With the Red-and-White controlling 353 of the 560 House seats, against 207 seats held by the parties supporting President-elect Joko Widodo, as well as Red-and-White politicians' proven negotiation skills, analysts agree that the election process of the MPR leadership is merely a formality.

"They have firm control, and there's no doubt that they will also control the MPR just like when they seized control of the House," Fachry Ali, a senior researcher from the Indonesian Institute of Sciences (LIPI), said.

The coalition comprises six parties: Golkar, Great Indonesia Movement Party (Gerindra), Democratic Party, Prosperous Justice Party (PKS), National Mandate Party (PAN) and United Development Party (PPP).

Joko's coalition comprises four parties: Indonesian Democratic Party of Struggle (PDI-P), National Awakening Party (PKB), National Democrats (Nasdem) and People's Conscience Party (Hanura).

After giving Golkar a House speaker post, the Red-and-White coalition will now allocate the post of speaker of the People's Consultative Assembly to President Susilo Bambang Yudhoyono's Democratic Party, with four deputies representing the PPP, Golkar, PAN and Regional Representatives Council.

"Yes, [the MPR speaker position] is for the Democrats. That's our plan," said Fadli Zon, Prabowo's right-hand man and now deputy speaker in the House. He said Gerindra would also likely give up its MPR deputy speaker post to keep the coalition solid.

Meanwhile, Hidayat Nur Wahid of the PKS, confirmed that the PPP would likely get a deputy speaker post in the People's Consultative Assembly because the party did not get a House deputy post. "Yes, we have to accommodate the PPP by allocating one post to them," he said.

While the strength of the six-member Red-and-White coalition could boost its chance to capture the People's Consultative Assembly leadership, the Regional Representatives Council could prove to be a stumbling block.

Although Red-and-White has allocated one MPR deputy speaker post to the Regional Representatives Council, this promise will not be enough. DPD Speaker Irman Gusman said the Regional Representatives Council should get the People's Consultative Assembly speaker post because with 132 seats, they are the biggest faction in the assembly.

"It's only logical that we get the speaker post. We are even bigger than the PDI-P's 109 seats," Irman said.

Seeing an opportunity to break Red-and-White's control, Joko's coalition quickly supported the People's Consultative Assembly speaker post going to the Regional Representatives Council, announcing they preferred a consultation process to achieve an agreement rather than using voting to determine the leadership composition of the People's Consultative Assembly.

"This is a middle ground. The speaker will be from the DPD while the deputies can be from the KMP," PKB chairman Muhaimin Iskandar said.

Despite the possibility that the Regional Representatives Council could seize the People's Consultative Assembly speaker posts, the nine candidates proposed by the Regional Representatives Council are mostly Red-and-White supporters, or had prior political links with the coalition.
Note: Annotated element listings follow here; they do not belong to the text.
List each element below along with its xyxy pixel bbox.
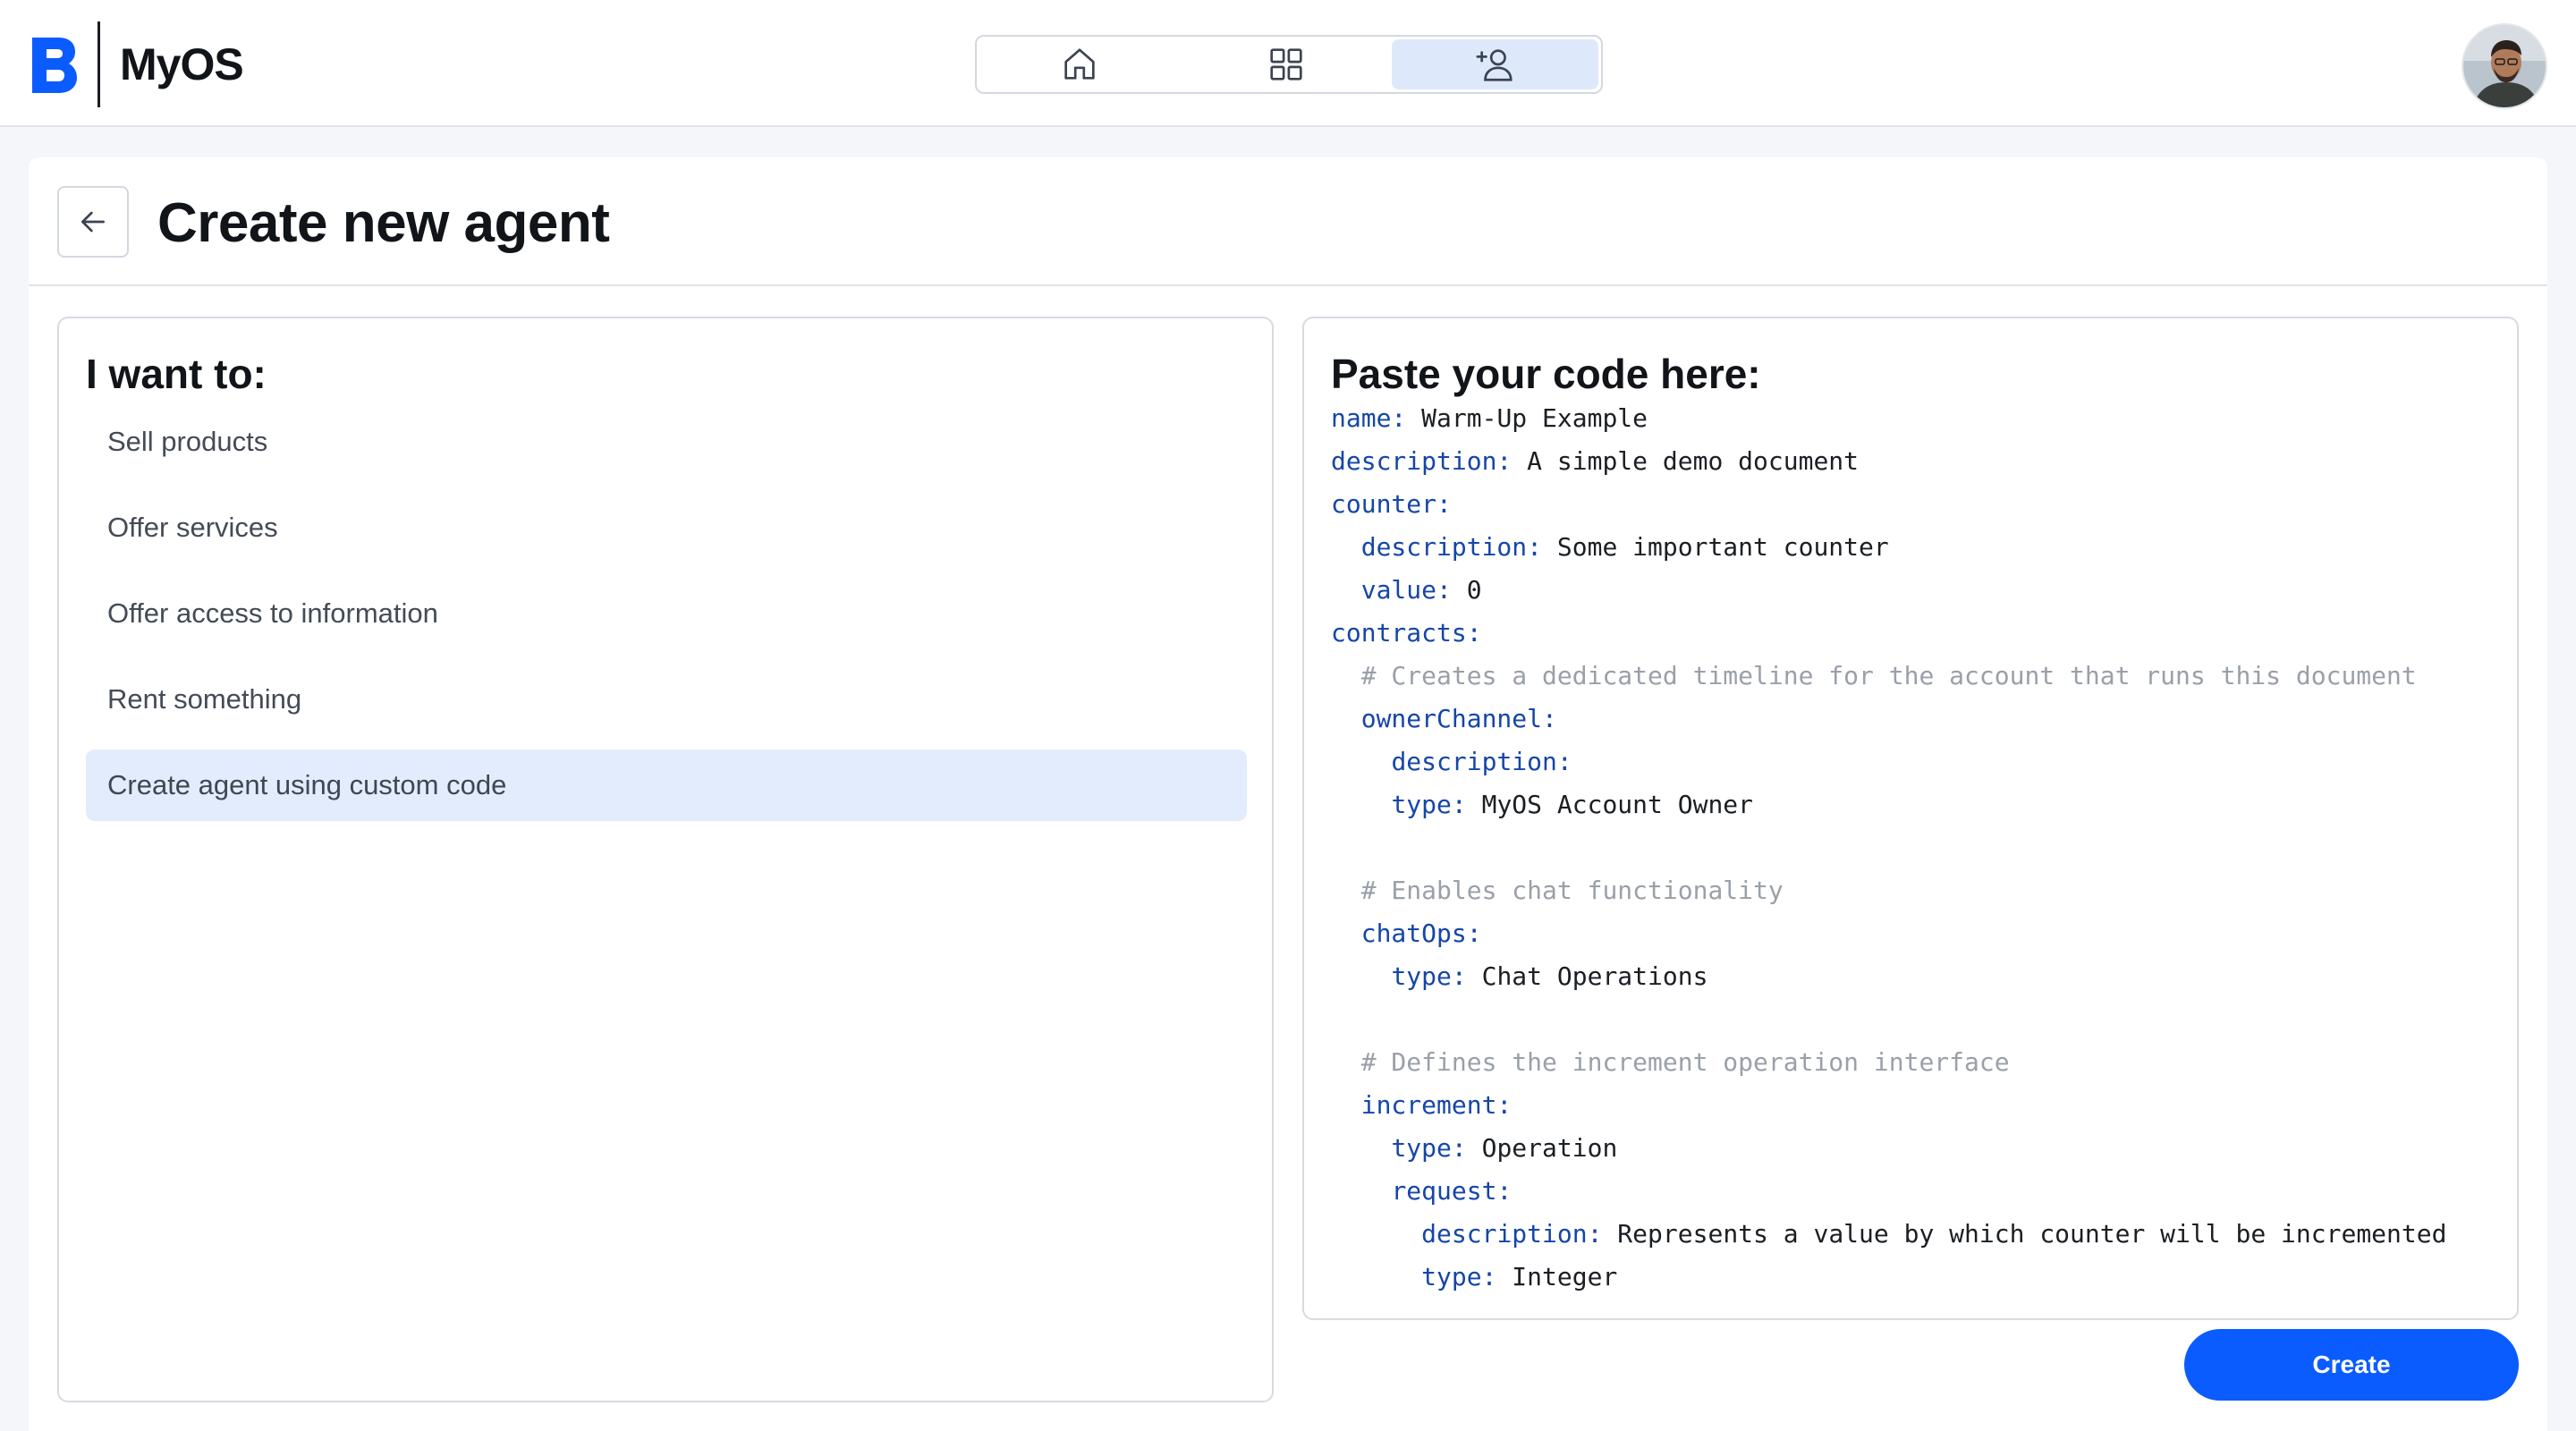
code-line: ownerChannel: [1331,698,2494,741]
code-key: type: [1391,1133,1467,1163]
app-name[interactable]: MyOS [120,36,244,93]
code-key: name: [1331,403,1407,433]
option-offer-services[interactable]: Offer services [86,492,1247,563]
nav-agents[interactable] [1392,39,1599,89]
code-line: # Creates a dedicated timeline for the a… [1331,655,2494,698]
code-key: description: [1391,747,1572,776]
option-label: Sell products [107,426,268,457]
page-header: Create new agent [29,157,2547,286]
code-line: increment: [1331,1084,2494,1127]
option-label: Create agent using custom code [107,769,507,800]
code-key: chatOps: [1360,919,1482,948]
intent-panel-title: I want to: [86,351,267,397]
code-value: Integer [1496,1262,1618,1291]
code-comment: # Defines the increment operation interf… [1360,1047,2010,1077]
code-line: description: A simple demo document [1331,440,2494,483]
code-value: Warm-Up Example [1406,403,1648,433]
option-offer-access-information[interactable]: Offer access to information [86,578,1247,649]
nav-home[interactable] [977,37,1183,92]
option-rent-something[interactable]: Rent something [86,664,1247,735]
code-key: type: [1391,790,1467,819]
intent-panel: I want to: Sell products Offer services … [57,317,1274,1402]
code-key: value: [1360,575,1452,605]
code-value: Some important counter [1542,532,1889,562]
code-key: increment: [1360,1090,1513,1120]
code-key: contracts: [1331,618,1482,648]
code-line: description: [1331,741,2494,783]
code-comment: # Enables chat functionality [1360,876,1784,905]
intent-options: Sell products Offer services Offer acces… [86,406,1247,835]
code-value: A simple demo document [1512,446,1860,476]
code-line: chatOps: [1331,912,2494,955]
code-key: type: [1391,961,1467,991]
page-title: Create new agent [157,192,610,254]
code-key: request: [1391,1176,1513,1206]
option-label: Rent something [107,683,302,715]
code-line: value: 0 [1331,569,2494,612]
code-line: type: Operation [1331,1127,2494,1170]
home-icon [1064,48,1096,80]
option-sell-products[interactable]: Sell products [86,406,1247,478]
code-line: contracts: [1331,612,2494,655]
code-line: type: MyOS Account Owner [1331,783,2494,826]
logo-divider [97,21,100,107]
code-line: # Enables chat functionality [1331,869,2494,912]
code-key: counter: [1331,489,1452,519]
nav-apps[interactable] [1183,37,1390,92]
option-label: Offer access to information [107,597,438,629]
code-key: description: [1331,446,1513,476]
main-nav [975,35,1603,94]
code-line: description: Some important counter [1331,526,2494,569]
code-line: # Defines the increment operation interf… [1331,1041,2494,1084]
code-value: Operation [1466,1133,1618,1163]
code-value: MyOS Account Owner [1466,790,1754,819]
option-custom-code[interactable]: Create agent using custom code [86,749,1247,821]
code-line: type: Integer [1331,1256,2494,1299]
code-value: Represents a value by which counter will… [1602,1219,2447,1249]
code-line: name: Warm-Up Example [1331,397,2494,440]
avatar-image [2463,25,2546,107]
code-line: request: [1331,1170,2494,1213]
code-key: ownerChannel: [1360,704,1557,733]
myos-logo-icon[interactable] [27,34,79,95]
code-panel: Paste your code here: name: Warm-Up Exam… [1302,317,2519,1320]
create-button[interactable]: Create [2184,1329,2519,1401]
user-avatar[interactable] [2462,23,2547,109]
code-key: description: [1360,532,1543,562]
top-bar: MyOS [0,0,2576,127]
arrow-left-icon [81,211,105,233]
option-label: Offer services [107,512,278,543]
code-comment: # Creates a dedicated timeline for the a… [1360,661,2417,690]
main-card: Create new agent I want to: Sell product… [29,157,2547,1431]
code-value: Chat Operations [1466,961,1708,991]
back-button[interactable] [57,186,129,258]
add-user-icon [1476,49,1513,81]
code-line: description: Represents a value by which… [1331,1213,2494,1256]
code-key: type: [1421,1262,1497,1291]
code-line: counter: [1331,483,2494,526]
code-key: description: [1421,1219,1603,1249]
code-line: type: Chat Operations [1331,955,2494,998]
grid-icon [1270,48,1302,80]
code-value: 0 [1451,575,1482,605]
code-panel-title: Paste your code here: [1331,351,1761,397]
code-editor[interactable]: name: Warm-Up Example description: A simp… [1331,397,2494,1299]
"So, even if a figure from the DPD become the speaker, the KMP can still be in control," Fachry said.

He said the whole process at the House and the People's Consultative Assembly, which will have a big impact on Indonesia as whole, is determined by the elites and not necessarily what most of the country's people want. "It's an elitist process without anything people can do about it," Fachry said.

Considering the Red-and-White coalition's alleged plan to change the Constitution to allow it to scrap direct presidential elections and impose a system where the president is appointed by the People's Consultative Assembly, Fachry said all Indonesians must be involved opposing it.

"We have seen from one election to another that people will punish those who took away people's rights," he said. "In this case, in 2019 people will not vote for those changing the system from direct to indirect elections."